Automatic Layout Planning for Visually-Rich Documents with Instruction-Following Models
Wanrong Zhu, Jennifer Healey, Ruiyi Zhang, William Yang Wang, Tong Sun
TL;DR
This work introduces DocLap, a multimodal instruction-following framework for automatic layout planning of visually-rich documents. By modeling the task as aligning a sequence of visual components $\{ {\bm{i}}_1, ..., {\bm{i}}_n \}$ onto a canvas of size $({\bm{w}}, {\bm{h}})$ for a given application ${\bm{a}}$, and by encoding per-component layout via CSS-like tokens (top, left, width, height, layer), the method supports coordinates, recovery, and planning tasks. DocLap extends mPLUG-Owl with Llama-7b and CLIP features, introduces a visual abstractor of 64 tokens, and augments the Llama vocabulary with numeric tokens $0$ to $128$ to handle layout-specific reasoning.
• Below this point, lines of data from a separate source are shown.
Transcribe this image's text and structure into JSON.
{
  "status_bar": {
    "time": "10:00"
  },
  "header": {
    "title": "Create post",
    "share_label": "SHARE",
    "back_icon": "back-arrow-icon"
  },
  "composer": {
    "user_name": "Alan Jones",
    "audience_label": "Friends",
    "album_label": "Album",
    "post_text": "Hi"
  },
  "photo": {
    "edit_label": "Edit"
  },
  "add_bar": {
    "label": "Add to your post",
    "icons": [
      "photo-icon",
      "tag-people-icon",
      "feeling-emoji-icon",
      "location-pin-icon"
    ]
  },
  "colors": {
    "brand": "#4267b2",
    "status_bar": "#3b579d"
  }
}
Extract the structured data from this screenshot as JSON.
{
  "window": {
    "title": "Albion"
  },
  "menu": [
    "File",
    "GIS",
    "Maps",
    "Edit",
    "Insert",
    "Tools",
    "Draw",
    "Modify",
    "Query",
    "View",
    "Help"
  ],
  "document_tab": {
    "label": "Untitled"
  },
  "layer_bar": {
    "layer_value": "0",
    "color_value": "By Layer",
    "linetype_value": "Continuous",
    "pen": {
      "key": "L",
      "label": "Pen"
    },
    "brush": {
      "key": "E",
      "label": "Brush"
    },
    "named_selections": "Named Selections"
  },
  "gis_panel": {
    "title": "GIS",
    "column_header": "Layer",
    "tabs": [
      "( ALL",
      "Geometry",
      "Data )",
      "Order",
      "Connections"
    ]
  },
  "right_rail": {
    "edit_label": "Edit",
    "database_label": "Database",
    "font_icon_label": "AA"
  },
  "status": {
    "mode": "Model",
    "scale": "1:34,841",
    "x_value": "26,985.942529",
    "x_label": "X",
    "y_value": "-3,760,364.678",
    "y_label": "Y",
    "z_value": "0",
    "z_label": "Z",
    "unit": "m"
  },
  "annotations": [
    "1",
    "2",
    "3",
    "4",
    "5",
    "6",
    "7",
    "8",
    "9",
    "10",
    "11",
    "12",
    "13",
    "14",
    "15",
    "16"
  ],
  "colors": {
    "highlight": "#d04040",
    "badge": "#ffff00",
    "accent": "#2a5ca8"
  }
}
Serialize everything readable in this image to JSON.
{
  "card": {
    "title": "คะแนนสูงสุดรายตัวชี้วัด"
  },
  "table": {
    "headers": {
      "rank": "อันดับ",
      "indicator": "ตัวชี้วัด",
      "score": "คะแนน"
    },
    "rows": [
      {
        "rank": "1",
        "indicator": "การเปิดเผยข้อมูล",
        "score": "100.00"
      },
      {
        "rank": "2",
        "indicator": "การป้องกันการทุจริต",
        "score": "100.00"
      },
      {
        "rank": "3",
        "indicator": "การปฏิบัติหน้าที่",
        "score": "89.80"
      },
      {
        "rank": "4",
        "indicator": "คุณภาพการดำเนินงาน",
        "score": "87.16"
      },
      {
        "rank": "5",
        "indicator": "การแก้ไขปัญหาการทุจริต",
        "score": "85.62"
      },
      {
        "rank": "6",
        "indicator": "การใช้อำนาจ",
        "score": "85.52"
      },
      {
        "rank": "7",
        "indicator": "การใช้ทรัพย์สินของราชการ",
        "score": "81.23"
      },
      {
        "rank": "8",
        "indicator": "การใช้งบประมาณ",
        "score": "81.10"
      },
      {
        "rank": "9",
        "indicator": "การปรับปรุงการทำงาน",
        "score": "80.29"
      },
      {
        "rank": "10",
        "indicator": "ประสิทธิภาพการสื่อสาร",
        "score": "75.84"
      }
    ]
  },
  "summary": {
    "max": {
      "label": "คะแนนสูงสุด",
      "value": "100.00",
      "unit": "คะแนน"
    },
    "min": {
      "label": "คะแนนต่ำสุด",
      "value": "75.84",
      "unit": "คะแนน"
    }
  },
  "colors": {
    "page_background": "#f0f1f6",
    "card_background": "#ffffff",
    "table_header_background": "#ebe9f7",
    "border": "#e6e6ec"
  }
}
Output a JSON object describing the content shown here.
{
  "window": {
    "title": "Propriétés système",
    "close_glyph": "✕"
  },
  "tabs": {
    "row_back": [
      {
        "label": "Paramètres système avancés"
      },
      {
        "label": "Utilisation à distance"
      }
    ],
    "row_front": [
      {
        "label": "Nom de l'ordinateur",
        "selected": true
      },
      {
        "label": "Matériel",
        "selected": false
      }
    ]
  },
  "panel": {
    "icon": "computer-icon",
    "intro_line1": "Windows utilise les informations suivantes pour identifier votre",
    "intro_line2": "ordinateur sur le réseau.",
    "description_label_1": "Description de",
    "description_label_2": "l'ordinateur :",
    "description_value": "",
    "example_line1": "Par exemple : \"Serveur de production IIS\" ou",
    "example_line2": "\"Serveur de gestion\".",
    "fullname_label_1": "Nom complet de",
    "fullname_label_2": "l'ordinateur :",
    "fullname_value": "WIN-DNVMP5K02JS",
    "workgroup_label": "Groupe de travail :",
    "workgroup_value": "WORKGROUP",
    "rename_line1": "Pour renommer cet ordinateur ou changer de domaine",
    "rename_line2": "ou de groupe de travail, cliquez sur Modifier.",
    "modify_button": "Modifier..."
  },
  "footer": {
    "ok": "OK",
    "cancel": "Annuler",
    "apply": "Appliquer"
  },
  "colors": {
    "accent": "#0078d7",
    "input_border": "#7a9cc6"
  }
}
Evaluations on Crello and PosterLayout show DocLap competitive performance against few-shot GPT-4V and competitive baselines, demonstrating the potential of instruction-following models to democratize design automation while highlighting trade-offs in accuracy, object size, and occlusion. The results suggest a practical path toward accessible, task-conditioned layout generation for visually-rich documents, with future work addressing robustness to components, richer evaluation metrics, and ethical use considerations.
Abstract
Recent advancements in instruction-following models have made user interactions with models more user-friendly and efficient, broadening their applicability. In graphic design, non-professional users often struggle to create visually appealing layouts due to limited skills and resources. In this work, we introduce a novel multimodal instruction-following framework for layout planning, allowing users to easily arrange visual elements into tailored layouts by specifying canvas size and design purpose, such as for book covers, posters, brochures, or menus. We developed three layout reasoning tasks to train the model in understanding and executing layout instructions. Experiments on two benchmarks show that our method not only simplifies the design process for non-professionals but also surpasses the performance of few-shot GPT-4V models, with mIoU higher by 12% on Crello. This progress highlights the potential of multimodal instruction-following models to automate and simplify the design process, providing an approachable solution for a wide range of design tasks on visually-rich documents.